Quel que soit le procédé utilisé, la mise en œuvre décrite ci-dessus est similaire. Les seules différences opératoires proviennent essentiellement de la nature du couple pénétrant/révélateur.

Quelques cas ci-dessous :

  • Pénétrant lavable à l’eau ou éliminable au solvant.
  • Pénétrant à post-émulsion : rendu lavable à l’eau après émulsification à l’aide d’un émulsifiant, ou éliminable au solvant.
  • Révélateur sec : Poudre duveteuse très fine blanche appliquée sur les zones à contrôler, applicable uniquement dans le cas d’utilisation d’un pénétrant fluorescent.
  • Révélateur à base de solvant volatil (appelé encore : humide non aqueux), applicable quel que soit le type de pénétrant utilisé.

 

La détectabilité des discontinuités est en grande partie conditionnée par la qualité de la préparation des surfaces, ce qui sous entend que la rigueur apportée au nettoyage préliminaire favorise les résultats du contrôle. La norme ISO 3452-1 classe les pénétrants fluorescents en 5 niveaux de sensibilité, du moins sensible, Niveau ½, au plus sensible, Niveau 4.

Classification des procédés

Pour caractériser un procédé de ressuage donné, la classification suivante figurant dans les normes ISO est utilisée :

Par exemple, la famille de produits comprenant : un pénétrant fluorescent, de sensibilité N° 4, qui est éliminé à l’aide d’un émulsifiant hydrophile, puis révélé avec de la poudre sèche, est identifiée par la désignation IDa4 d’après l’ISO 3452-1.

Domaines d’application

Le ressuage est ainsi une méthode largement utilisée dans le domaine des CND et plus particulièrement dans des secteurs tels que : transport (aéronautique, automobile, ferroviaire, marine, remontées mécaniques), chaudronnerie, énergie (pétrole, thermique, hydraulique, nucléaire), métallurgie (fonderie, forge), complexes chimiques, mécanique, agro-alimentaire (sucreries, etc.), cimenteries, Défense, manèges à sensations, prothèses médicales, plasturgie, etc., tant en fabrication qu’en maintenance.

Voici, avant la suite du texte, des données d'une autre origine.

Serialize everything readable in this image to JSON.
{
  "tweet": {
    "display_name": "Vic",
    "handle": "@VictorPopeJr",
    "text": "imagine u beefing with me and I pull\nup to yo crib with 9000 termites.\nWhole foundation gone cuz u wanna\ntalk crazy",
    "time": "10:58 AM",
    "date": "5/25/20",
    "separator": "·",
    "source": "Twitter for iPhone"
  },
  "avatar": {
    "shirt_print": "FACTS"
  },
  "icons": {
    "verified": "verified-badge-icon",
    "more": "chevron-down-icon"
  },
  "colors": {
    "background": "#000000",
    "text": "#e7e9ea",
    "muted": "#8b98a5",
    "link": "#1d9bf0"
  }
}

Il permet de détecter des discontinuités ouvertes et débouchantes en surface sur tous matériaux métalliques, sur de nombreux matériaux minéraux (verre, céramiques) et également sur certains matériaux organiques. Il est donc utilisé pour contrôler :

  • des pièces moulées ou forgées
  • des pièces mécaniques après rectification et/ou traitement thermique
  • des pièces pré/post soudage
  • des produits laminés ou étirés en service

Intérêts de la méthode

Au cours des années, cette méthode a su s’adapter aux normes de plus en plus rigoureuses en matière d’hygiène, de sécurité et de respect de l’environnement, et elle reste largement utilisée.

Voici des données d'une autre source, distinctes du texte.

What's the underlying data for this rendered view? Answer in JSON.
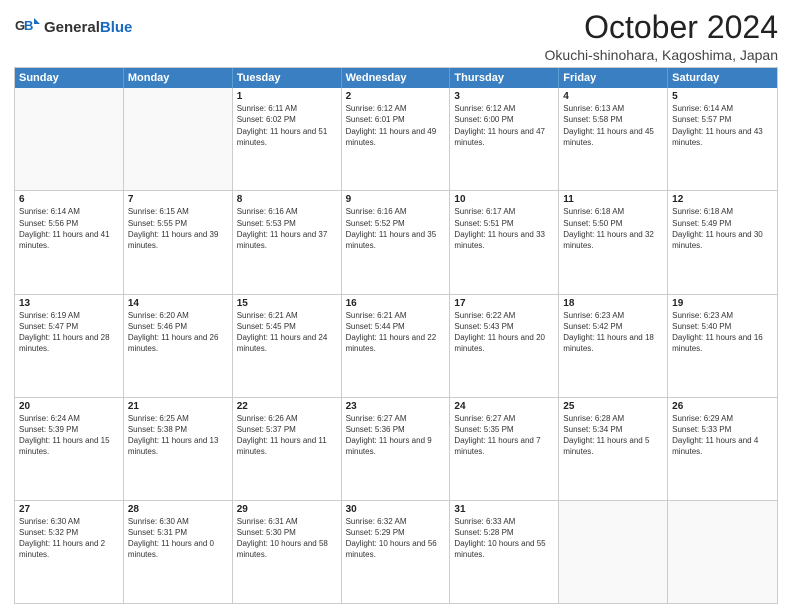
{
  "header": {
    "logo_general": "General",
    "logo_blue": "Blue",
    "month_title": "October 2024",
    "location": "Okuchi-shinohara, Kagoshima, Japan"
  },
  "days_of_week": [
    "Sunday",
    "Monday",
    "Tuesday",
    "Wednesday",
    "Thursday",
    "Friday",
    "Saturday"
  ],
  "weeks": [
    [
      {
        "day": "",
        "sunrise": "",
        "sunset": "",
        "daylight": ""
      },
      {
        "day": "",
        "sunrise": "",
        "sunset": "",
        "daylight": ""
      },
      {
        "day": "1",
        "sunrise": "Sunrise: 6:11 AM",
        "sunset": "Sunset: 6:02 PM",
        "daylight": "Daylight: 11 hours and 51 minutes."
      },
      {
        "day": "2",
        "sunrise": "Sunrise: 6:12 AM",
        "sunset": "Sunset: 6:01 PM",
        "daylight": "Daylight: 11 hours and 49 minutes."
      },
      {
        "day": "3",
        "sunrise": "Sunrise: 6:12 AM",
        "sunset": "Sunset: 6:00 PM",
        "daylight": "Daylight: 11 hours and 47 minutes."
      },
      {
        "day": "4",
        "sunrise": "Sunrise: 6:13 AM",
        "sunset": "Sunset: 5:58 PM",
        "daylight": "Daylight: 11 hours and 45 minutes."
      },
      {
        "day": "5",
        "sunrise": "Sunrise: 6:14 AM",
        "sunset": "Sunset: 5:57 PM",
        "daylight": "Daylight: 11 hours and 43 minutes."
      }
    ],
    [
      {
        "day": "6",
        "sunrise": "Sunrise: 6:14 AM",
        "sunset": "Sunset: 5:56 PM",
        "daylight": "Daylight: 11 hours and 41 minutes."
      },
      {
        "day": "7",
        "sunrise": "Sunrise: 6:15 AM",
        "sunset": "Sunset: 5:55 PM",
        "daylight": "Daylight: 11 hours and 39 minutes."
      },
      {
        "day": "8",
        "sunrise": "Sunrise: 6:16 AM",
        "sunset": "Sunset: 5:53 PM",
        "daylight": "Daylight: 11 hours and 37 minutes."
      },
      {
        "day": "9",
        "sunrise": "Sunrise: 6:16 AM",
        "sunset": "Sunset: 5:52 PM",
        "daylight": "Daylight: 11 hours and 35 minutes."
      },
      {
        "day": "10",
        "sunrise": "Sunrise: 6:17 AM",
        "sunset": "Sunset: 5:51 PM",
        "daylight": "Daylight: 11 hours and 33 minutes."
      },
      {
        "day": "11",
        "sunrise": "Sunrise: 6:18 AM",
        "sunset": "Sunset: 5:50 PM",
        "daylight": "Daylight: 11 hours and 32 minutes."
      },
      {
        "day": "12",
        "sunrise": "Sunrise: 6:18 AM",
        "sunset": "Sunset: 5:49 PM",
        "daylight": "Daylight: 11 hours and 30 minutes."
      }
    ],
    [
      {
        "day": "13",
        "sunrise": "Sunrise: 6:19 AM",
        "sunset": "Sunset: 5:47 PM",
        "daylight": "Daylight: 11 hours and 28 minutes."
      },
      {
        "day": "14",
        "sunrise": "Sunrise: 6:20 AM",
        "sunset": "Sunset: 5:46 PM",
        "daylight": "Daylight: 11 hours and 26 minutes."
      },
      {
        "day": "15",
        "sunrise": "Sunrise: 6:21 AM",
        "sunset": "Sunset: 5:45 PM",
        "daylight": "Daylight: 11 hours and 24 minutes."
      },
      {
        "day": "16",
        "sunrise": "Sunrise: 6:21 AM",
        "sunset": "Sunset: 5:44 PM",
        "daylight": "Daylight: 11 hours and 22 minutes."
      },
      {
        "day": "17",
        "sunrise": "Sunrise: 6:22 AM",
        "sunset": "Sunset: 5:43 PM",
        "daylight": "Daylight: 11 hours and 20 minutes."
      },
      {
        "day": "18",
        "sunrise": "Sunrise: 6:23 AM",
        "sunset": "Sunset: 5:42 PM",
        "daylight": "Daylight: 11 hours and 18 minutes."
      },
      {
        "day": "19",
        "sunrise": "Sunrise: 6:23 AM",
        "sunset": "Sunset: 5:40 PM",
        "daylight": "Daylight: 11 hours and 16 minutes."
      }
    ],
    [
      {
        "day": "20",
        "sunrise": "Sunrise: 6:24 AM",
        "sunset": "Sunset: 5:39 PM",
        "daylight": "Daylight: 11 hours and 15 minutes."
      },
      {
        "day": "21",
        "sunrise": "Sunrise: 6:25 AM",
        "sunset": "Sunset: 5:38 PM",
        "daylight": "Daylight: 11 hours and 13 minutes."
      },
      {
        "day": "22",
        "sunrise": "Sunrise: 6:26 AM",
        "sunset": "Sunset: 5:37 PM",
        "daylight": "Daylight: 11 hours and 11 minutes."
      },
      {
        "day": "23",
        "sunrise": "Sunrise: 6:27 AM",
        "sunset": "Sunset: 5:36 PM",
        "daylight": "Daylight: 11 hours and 9 minutes."
      },
      {
        "day": "24",
        "sunrise": "Sunrise: 6:27 AM",
        "sunset": "Sunset: 5:35 PM",
        "daylight": "Daylight: 11 hours and 7 minutes."
      },
      {
        "day": "25",
        "sunrise": "Sunrise: 6:28 AM",
        "sunset": "Sunset: 5:34 PM",
        "daylight": "Daylight: 11 hours and 5 minutes."
      },
      {
        "day": "26",
        "sunrise": "Sunrise: 6:29 AM",
        "sunset": "Sunset: 5:33 PM",
        "daylight": "Daylight: 11 hours and 4 minutes."
      }
    ],
    [
      {
        "day": "27",
        "sunrise": "Sunrise: 6:30 AM",
        "sunset": "Sunset: 5:32 PM",
        "daylight": "Daylight: 11 hours and 2 minutes."
      },
      {
        "day": "28",
        "sunrise": "Sunrise: 6:30 AM",
        "sunset": "Sunset: 5:31 PM",
        "daylight": "Daylight: 11 hours and 0 minutes."
      },
      {
        "day": "29",
        "sunrise": "Sunrise: 6:31 AM",
        "sunset": "Sunset: 5:30 PM",
        "daylight": "Daylight: 10 hours and 58 minutes."
      },
      {
        "day": "30",
        "sunrise": "Sunrise: 6:32 AM",
        "sunset": "Sunset: 5:29 PM",
        "daylight": "Daylight: 10 hours and 56 minutes."
      },
      {
        "day": "31",
        "sunrise": "Sunrise: 6:33 AM",
        "sunset": "Sunset: 5:28 PM",
        "daylight": "Daylight: 10 hours and 55 minutes."
      },
      {
        "day": "",
        "sunrise": "",
        "sunset": "",
        "daylight": ""
      },
      {
        "day": "",
        "sunrise": "",
        "sunset": "",
        "daylight": ""
      }
    ]
  ]
}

En effet, hormis le faible coût de mise en œuvre, l’un des principaux intérêts réside dans la possibilité de détecter des défauts type crique, fissure de corrosion, porosité, piqûre, etc. avec une grande fiabilité, quels que soient leur orientation et leur emplacement sur la pièce à contrôler, mais également quelles que soient la dimension et la complexité de géométrie de celle-ci. Il est toutefois important de noter que les défauts doivent être débouchants et non obstrués pour permettre un contrôle fiable.

De plus, le ressuage peut être défini comme une méthode globale, signifiant qu’il est possible de contrôler une pièce en une seule opération ou de traiter une grande série de petites pièces à la fois , ce qui n’est naturellement pas possible par la radiographie, la gammagraphie, les ultrasons ou courants de Foucault, etc. 

Normes associées

NF EN ISO 12706:2010 END – Contrôle par ressuage – Vocabulaire.

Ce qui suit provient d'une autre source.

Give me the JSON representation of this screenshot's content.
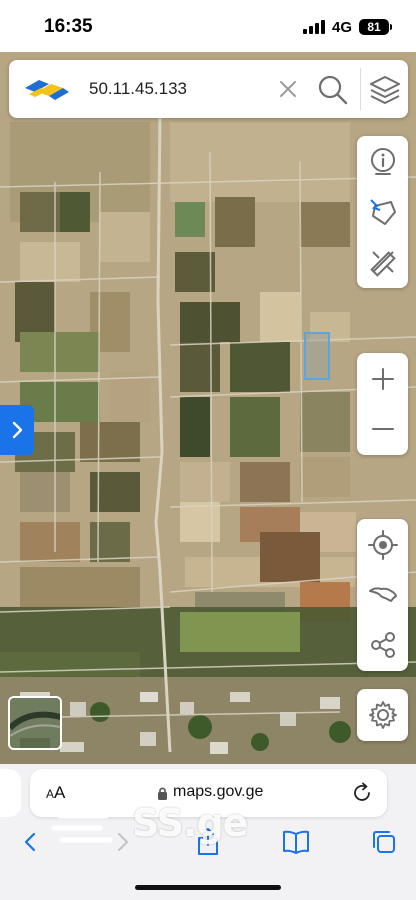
{
  "status_bar": {
    "time": "16:35",
    "network": "4G",
    "battery": "81"
  },
  "search": {
    "query": "50.11.45.133"
  },
  "map_tools": {
    "info": "info-icon",
    "measure_area": "measure-area-icon",
    "draw": "ruler-pencil-icon",
    "zoom_in": "+",
    "zoom_out": "−",
    "locate": "locate-icon",
    "country": "georgia-map-icon",
    "share": "share-icon",
    "settings": "gear-icon"
  },
  "browser": {
    "aa_label_small": "A",
    "aa_label_large": "A",
    "url": "maps.gov.ge"
  },
  "watermark": {
    "text": "SS.ge"
  },
  "colors": {
    "accent": "#1a73e8",
    "parcel": "#5aa7e0"
  }
}
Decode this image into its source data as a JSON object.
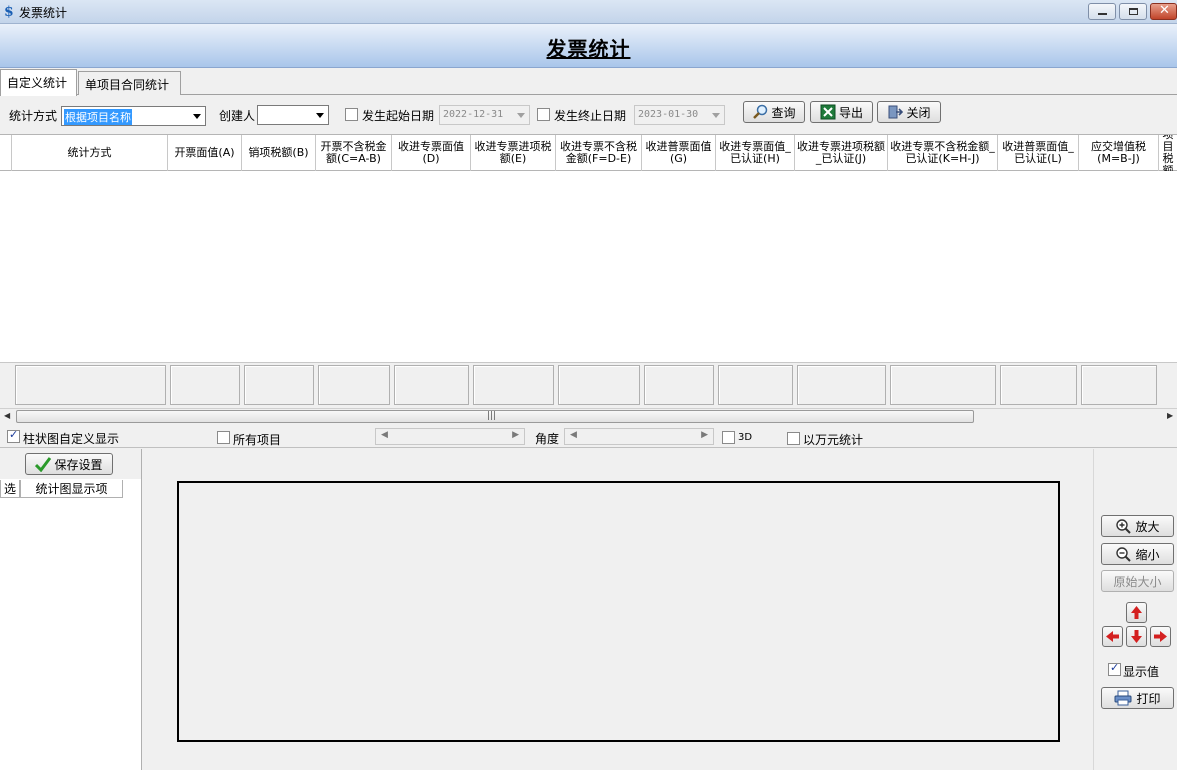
{
  "window": {
    "title": "发票统计"
  },
  "banner": {
    "title": "发票统计"
  },
  "tabs": [
    {
      "label": "自定义统计"
    },
    {
      "label": "单项目合同统计"
    }
  ],
  "filter": {
    "stat_method_label": "统计方式",
    "stat_method_value": "根据项目名称",
    "creator_label": "创建人",
    "creator_value": "",
    "start_date_label": "发生起始日期",
    "start_date_value": "2022-12-31",
    "end_date_label": "发生终止日期",
    "end_date_value": "2023-01-30",
    "query_label": "查询",
    "export_label": "导出",
    "close_label": "关闭"
  },
  "table": {
    "columns": [
      "统计方式",
      "开票面值(A)",
      "销项税额(B)",
      "开票不含税金额(C=A-B)",
      "收进专票面值(D)",
      "收进专票进项税额(E)",
      "收进专票不含税金额(F=D-E)",
      "收进普票面值(G)",
      "收进专票面值_已认证(H)",
      "收进专票进项税额_已认证(J)",
      "收进专票不含税金额_已认证(K=H-J)",
      "收进普票面值_已认证(L)",
      "应交增值税(M=B-J)",
      "项目税额"
    ]
  },
  "options": {
    "bar_custom_label": "柱状图自定义显示",
    "bar_custom_checked": true,
    "all_items_label": "所有项目",
    "angle_label": "角度",
    "three_d_label": "3D",
    "ten_thousand_label": "以万元统计"
  },
  "left_panel": {
    "save_label": "保存设置",
    "col_select": "选",
    "col_item": "统计图显示项"
  },
  "right_panel": {
    "zoom_in_label": "放大",
    "zoom_out_label": "缩小",
    "original_size_label": "原始大小",
    "show_value_label": "显示值",
    "show_value_checked": true,
    "print_label": "打印"
  }
}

NF EN ISO 3059:2013 END – Essai par ressuage et essai par magnétoscopie – Conditions d’observation.

NF EN ISO 3452-1:2013 END – Examen par ressuage – Partie 1: Principes généraux.

NF EN ISO 3452-2:2006 END – Examen par ressuage – Partie 2: Essai des produits de ressuage.

NF EN ISO 3452-3:1998 END – Examen par ressuage – Partie 3: Pièces de référence.

NF EN ISO 3452-4:1998 END – Examen par ressuage – Partie 4: Equipement.

NF EN ISO 3452-5:2008 END – Examen par ressuage – Partie 5: Examen par ressuage à des températures supérieures à 50 degrés C.

NF EN ISO 3452-6:2008 END – Examen par ressuage – Partie 6: Examen par ressuage à des températures inférieures à 10 degrés C.